24 Nis 2012

YAŞAYIP GİDİYORDUK ŞUNUN ŞURASINDA


Kimselere bir zararımız yoktu bizim; yaşayıp gidiyorduk şunun şurasında, bize sorulmadan verilmiş bir ömrümüz vardı, belli ki düzen koyucu böyle uygun görmüştü, soylarımız tükenmesin, devam edegelsin o mükemmel kurgulama, o eşsiz denge diye.
Kurt, kuş, börtü böcek, hepsi belli ki lazım bu dünyaya, kimimiz dağda bayırda vahşi yaşam dedikleri düzenin içinde, kimimiz havada uçar mavi derinliklerde, bazılarımızsa yüzer engin suların derin serinliğinde.
Yaşayıp gidiyorduk şunun şurasında. Bırakmadılar, dünyanın efendileri elleri kolları uzun, kendi gelemedikleri, uzanamadıkları yerlere düzenekler kurdular, teknolojileriyle aştılar bütün zorlukları, ne yaptılar ne ettiler hepimizi keşfettiler, bazılarımızı evcilleştirip kullandılar bir süreliğine bekçi, korumacı, yük taşıyıcı ve hatta can yoldaşı yaptılar.
Yorgun düşüp işlerine yaramaz görünce, hiç düşünmeden ölüme terk ettiler bizi, etimiz para etmişse kasaba satıp sucuk yaptılar kartlaşmış bedenimizi.
Avcıyız, spor yapıyoruz diye kınalımızın, uçanımızın, kaçanımızın peşlerine düştüler, üşenip erinmeden dağ bayır aşıp tüfeklerini doldurdular saçmalarla mermilerle, çocuklarımızı analarından, analarını bebelerimizden ayırdılar. Boyunlarımızı kana bulayıp sırt çantalarında taşıdılar, sarhoş mezesi yaptılar belki de.
Çok göründük gözlerine, şikayet şikayet üzerine barınaklara tıktılar, yakalama timleri oluşturdular; ellerindeki silahlarda uyuşturucu kapsülleri, artık şansımıza neremize isabet ettirirlerse, çoğumuz telef olduk ıslak soğuk beton zeminli tecrit kamplarında, belli ki nazilere özenmişti hepsi de.
Oysa yaşayıp gidiyorduk şunun şurasında.
Kediler bile nasiplerini aldı; çimlerimi kirletiyor dedi sonradan görmüş züppeler, tonlarca su harcamayı göze alıp bahçelerini suladılar da bizlere bir yudumunu çok gördüler. Komşular birbirlerine düştü, kedi bakamazsınız diye apartman yönetmeliklerine maddeler koydurttu.

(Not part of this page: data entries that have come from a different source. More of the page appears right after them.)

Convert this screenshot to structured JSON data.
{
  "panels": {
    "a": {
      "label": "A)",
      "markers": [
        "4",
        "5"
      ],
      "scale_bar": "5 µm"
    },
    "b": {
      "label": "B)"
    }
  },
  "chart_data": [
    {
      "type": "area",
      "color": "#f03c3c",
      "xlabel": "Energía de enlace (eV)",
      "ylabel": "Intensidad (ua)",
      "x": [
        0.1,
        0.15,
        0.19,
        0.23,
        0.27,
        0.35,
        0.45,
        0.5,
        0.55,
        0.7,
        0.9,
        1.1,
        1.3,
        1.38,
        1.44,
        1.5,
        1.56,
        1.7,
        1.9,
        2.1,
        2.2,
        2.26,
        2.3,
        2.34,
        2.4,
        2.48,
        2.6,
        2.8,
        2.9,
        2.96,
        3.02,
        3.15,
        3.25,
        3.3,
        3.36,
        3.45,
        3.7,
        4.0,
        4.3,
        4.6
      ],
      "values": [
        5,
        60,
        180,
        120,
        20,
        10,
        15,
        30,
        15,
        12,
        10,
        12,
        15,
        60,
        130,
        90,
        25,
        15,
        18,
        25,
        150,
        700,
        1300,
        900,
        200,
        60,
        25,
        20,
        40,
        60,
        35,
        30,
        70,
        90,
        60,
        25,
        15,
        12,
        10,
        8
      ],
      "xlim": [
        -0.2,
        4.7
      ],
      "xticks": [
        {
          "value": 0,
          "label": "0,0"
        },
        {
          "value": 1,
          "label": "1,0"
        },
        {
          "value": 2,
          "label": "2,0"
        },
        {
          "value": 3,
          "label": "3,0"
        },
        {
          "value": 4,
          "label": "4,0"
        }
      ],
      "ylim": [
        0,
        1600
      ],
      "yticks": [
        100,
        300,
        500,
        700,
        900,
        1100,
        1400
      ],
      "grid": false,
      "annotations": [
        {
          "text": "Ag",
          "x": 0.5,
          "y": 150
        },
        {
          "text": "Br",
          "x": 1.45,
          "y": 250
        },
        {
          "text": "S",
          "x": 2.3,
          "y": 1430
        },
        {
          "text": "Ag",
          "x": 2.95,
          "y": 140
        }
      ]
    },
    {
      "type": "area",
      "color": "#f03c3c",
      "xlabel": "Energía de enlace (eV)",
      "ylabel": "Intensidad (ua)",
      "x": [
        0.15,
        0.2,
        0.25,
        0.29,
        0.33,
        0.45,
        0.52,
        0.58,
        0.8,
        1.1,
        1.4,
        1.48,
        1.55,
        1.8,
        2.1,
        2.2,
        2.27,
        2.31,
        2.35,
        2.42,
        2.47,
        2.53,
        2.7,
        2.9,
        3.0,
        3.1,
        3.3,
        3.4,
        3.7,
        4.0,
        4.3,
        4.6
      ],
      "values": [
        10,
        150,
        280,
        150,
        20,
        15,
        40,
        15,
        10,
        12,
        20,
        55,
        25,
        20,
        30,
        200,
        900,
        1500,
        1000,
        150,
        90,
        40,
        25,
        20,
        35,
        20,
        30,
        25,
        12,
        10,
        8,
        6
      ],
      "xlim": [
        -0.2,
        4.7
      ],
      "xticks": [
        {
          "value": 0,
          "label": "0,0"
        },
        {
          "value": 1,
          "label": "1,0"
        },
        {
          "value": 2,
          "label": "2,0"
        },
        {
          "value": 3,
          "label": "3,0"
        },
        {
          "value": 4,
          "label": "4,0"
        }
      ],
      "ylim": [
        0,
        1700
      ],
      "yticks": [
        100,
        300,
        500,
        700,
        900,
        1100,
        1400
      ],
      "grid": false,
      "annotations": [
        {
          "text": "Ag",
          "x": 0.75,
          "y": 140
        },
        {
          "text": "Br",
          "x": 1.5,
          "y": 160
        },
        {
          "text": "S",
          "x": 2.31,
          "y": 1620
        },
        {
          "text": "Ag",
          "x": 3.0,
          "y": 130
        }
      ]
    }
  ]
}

Boz ayıcıkları sokaklardan esmer vatandaşların ellerinden kurtardılar, özgürlük içinde mutlu mesut yaşarız diye umarken, insanlar sığmadılar köylerine mezralarına, burnumuzun ucuna kadar sokuldular, beslenme kaynaklarımızı kuruttular, sonra kovanlarımızı talan etti diye ölüm emirleri çıkarttılar hakkımızda.
Biz hepimiz bilmesek de bu ardımızda çevrilen oyunları, gıyabımızda verilen idam kararlarının farkındaydık, yaşam eskisince kolay değildi hiç birimize. Bir şeyler oluyordu, havada hep acı acı ölüm kokusu hepimizi sarıyordu.
Oysa yaşayıp gidiyorduk şunun şurasında, kimimizin beklentisi “bir baş okşanması bir tatlı söz bir sıcak bakış.” Kimimiz razıydık bir dilim kuru ekmeğe, yazlarıysa bir yudum soğuk su can verecekti canımıza.
Ama olmadı, olamadı, yaşamak çok görüldü bize; herkesler kafa yordu nasıl etsek ne etsek de yok etsek onları diye. Nasırlaşmış yürekler hep galip geldi,”sevgiler” hep öldürüldü bu ülkede. Ne bize acıdılar ne de kendi cinslerine.